É extraordinariamente perigoso tentar, à margem dos tratados ou sequer da legislação derivada, obter resultados que não foram sufragados pelos métodos constitucionalmente aceites pelos Estados-membros: negociação pelos Governos e validação pelos Parlamentos nacionais. Fazê-lo pode dar argumentos a todas as frondas populistas – as de direita, com maior notoriedade no momento presente e até com assento no Conselho Europeu; mas também as de esquerda, que poderão não chegar ao Governo dos Estados, mas que poderão torná-los ingovernáveis.
O Tribunal Constitucional alemão (BVerfG) é o guardião de um sistema jurídico particularmente sofisticado e garante o respeito pelo Estado de direito, nas dimensões da protecção dos direitos fundamentais, da separação de poderes e do respeito pelo mandato parlamentar. Há muito (so lang…) que o BVerfG se reserva o direito de fiscalizar as decisões das instituições da União Europeia, atento à possibilidade de violação de princípios comuns às Constituições dos Estados-membros (ou seja, do conteúdo da lei fundamental de Bona). Esta possibilidade, nascida com a primeira decisão Solange, em 1974, era maior numa época em que não havia ainda Parlamento Europeu, ou enquanto este não teve poderes de co-decisão, em que o Tribunal de Justiça (da UE) não recorria à Convenção Europeia dos Direitos do Homem e antes da aprovação da Carta Europeia dos Direitos Fundamentais.

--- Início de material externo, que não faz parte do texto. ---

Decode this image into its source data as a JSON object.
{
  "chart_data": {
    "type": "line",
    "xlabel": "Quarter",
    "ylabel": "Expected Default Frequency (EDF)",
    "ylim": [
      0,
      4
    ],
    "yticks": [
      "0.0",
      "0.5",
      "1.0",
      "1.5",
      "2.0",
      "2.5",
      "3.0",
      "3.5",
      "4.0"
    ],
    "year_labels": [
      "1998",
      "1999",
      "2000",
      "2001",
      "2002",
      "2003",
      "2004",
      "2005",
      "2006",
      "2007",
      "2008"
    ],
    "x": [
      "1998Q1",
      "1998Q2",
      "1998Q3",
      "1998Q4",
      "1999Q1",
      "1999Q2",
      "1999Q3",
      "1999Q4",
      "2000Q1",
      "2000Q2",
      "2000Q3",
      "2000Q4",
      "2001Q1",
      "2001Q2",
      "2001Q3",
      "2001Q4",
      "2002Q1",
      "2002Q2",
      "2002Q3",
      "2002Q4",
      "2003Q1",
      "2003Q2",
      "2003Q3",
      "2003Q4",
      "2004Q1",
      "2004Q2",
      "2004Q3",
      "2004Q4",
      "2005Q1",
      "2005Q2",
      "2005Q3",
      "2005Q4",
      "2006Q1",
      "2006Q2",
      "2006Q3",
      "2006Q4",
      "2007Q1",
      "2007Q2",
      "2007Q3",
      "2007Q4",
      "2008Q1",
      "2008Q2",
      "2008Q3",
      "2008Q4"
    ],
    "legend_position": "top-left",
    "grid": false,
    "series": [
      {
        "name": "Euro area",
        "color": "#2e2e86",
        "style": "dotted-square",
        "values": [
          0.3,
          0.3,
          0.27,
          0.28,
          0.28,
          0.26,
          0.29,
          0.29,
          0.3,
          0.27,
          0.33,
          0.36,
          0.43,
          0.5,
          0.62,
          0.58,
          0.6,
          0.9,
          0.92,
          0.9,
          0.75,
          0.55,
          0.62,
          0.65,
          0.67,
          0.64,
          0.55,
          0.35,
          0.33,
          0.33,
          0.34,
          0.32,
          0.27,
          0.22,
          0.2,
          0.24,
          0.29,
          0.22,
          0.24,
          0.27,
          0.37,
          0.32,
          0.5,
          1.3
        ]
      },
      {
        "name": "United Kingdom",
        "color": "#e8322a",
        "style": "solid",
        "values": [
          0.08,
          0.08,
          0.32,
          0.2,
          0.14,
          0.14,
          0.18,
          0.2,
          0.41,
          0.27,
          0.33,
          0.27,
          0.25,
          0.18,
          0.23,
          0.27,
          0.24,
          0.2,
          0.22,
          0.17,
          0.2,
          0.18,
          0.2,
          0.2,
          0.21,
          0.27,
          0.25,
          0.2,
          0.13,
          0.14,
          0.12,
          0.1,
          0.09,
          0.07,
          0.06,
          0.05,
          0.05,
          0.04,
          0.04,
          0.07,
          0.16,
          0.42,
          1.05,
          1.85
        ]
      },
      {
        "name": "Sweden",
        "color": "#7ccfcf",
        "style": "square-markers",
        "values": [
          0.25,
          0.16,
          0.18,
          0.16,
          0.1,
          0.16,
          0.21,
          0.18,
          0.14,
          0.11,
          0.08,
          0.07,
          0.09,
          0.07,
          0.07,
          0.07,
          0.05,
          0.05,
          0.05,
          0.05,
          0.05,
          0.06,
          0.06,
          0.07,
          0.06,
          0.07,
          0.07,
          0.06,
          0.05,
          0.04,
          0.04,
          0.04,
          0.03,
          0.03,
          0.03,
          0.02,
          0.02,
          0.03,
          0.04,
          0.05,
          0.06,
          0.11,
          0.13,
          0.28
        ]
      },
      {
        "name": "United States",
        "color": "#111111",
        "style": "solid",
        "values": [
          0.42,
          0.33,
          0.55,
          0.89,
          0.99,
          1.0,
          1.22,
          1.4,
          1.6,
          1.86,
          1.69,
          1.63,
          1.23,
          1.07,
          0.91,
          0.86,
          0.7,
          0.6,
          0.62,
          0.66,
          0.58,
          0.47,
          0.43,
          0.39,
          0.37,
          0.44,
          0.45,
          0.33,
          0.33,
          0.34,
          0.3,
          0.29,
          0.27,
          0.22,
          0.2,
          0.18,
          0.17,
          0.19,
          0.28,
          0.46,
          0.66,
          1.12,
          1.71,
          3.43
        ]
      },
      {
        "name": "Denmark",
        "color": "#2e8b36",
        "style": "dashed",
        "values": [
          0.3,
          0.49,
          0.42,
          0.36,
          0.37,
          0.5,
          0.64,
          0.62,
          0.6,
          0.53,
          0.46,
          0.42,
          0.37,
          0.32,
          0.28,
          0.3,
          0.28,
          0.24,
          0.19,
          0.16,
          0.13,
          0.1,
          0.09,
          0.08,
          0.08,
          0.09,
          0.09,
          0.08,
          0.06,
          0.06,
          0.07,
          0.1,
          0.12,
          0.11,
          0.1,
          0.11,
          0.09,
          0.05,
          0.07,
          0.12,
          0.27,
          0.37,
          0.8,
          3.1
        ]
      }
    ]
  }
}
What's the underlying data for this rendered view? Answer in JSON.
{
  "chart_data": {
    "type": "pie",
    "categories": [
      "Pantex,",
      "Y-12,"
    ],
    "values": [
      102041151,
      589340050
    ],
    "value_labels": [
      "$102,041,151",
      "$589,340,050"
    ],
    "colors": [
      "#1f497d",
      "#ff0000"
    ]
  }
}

A razão de ser do escrutínio mantém-se, numa lógica de diálogo entre sistemas jurídicos. Esta terça-feira, o BVerfG considerou parco em fundamentação o esforço do TJUE para justificar a intervenção do BCE, em 2015, na compra de dívida pública. Deu três meses ao Governo federal e ao Bundesbank para obterem do BCE uma fundamentação adequada das compras, dentro dos limites da política monetária. Em Xelas consta que o escrito está já avançado. Espero que o bête papier esteja também fundamentado.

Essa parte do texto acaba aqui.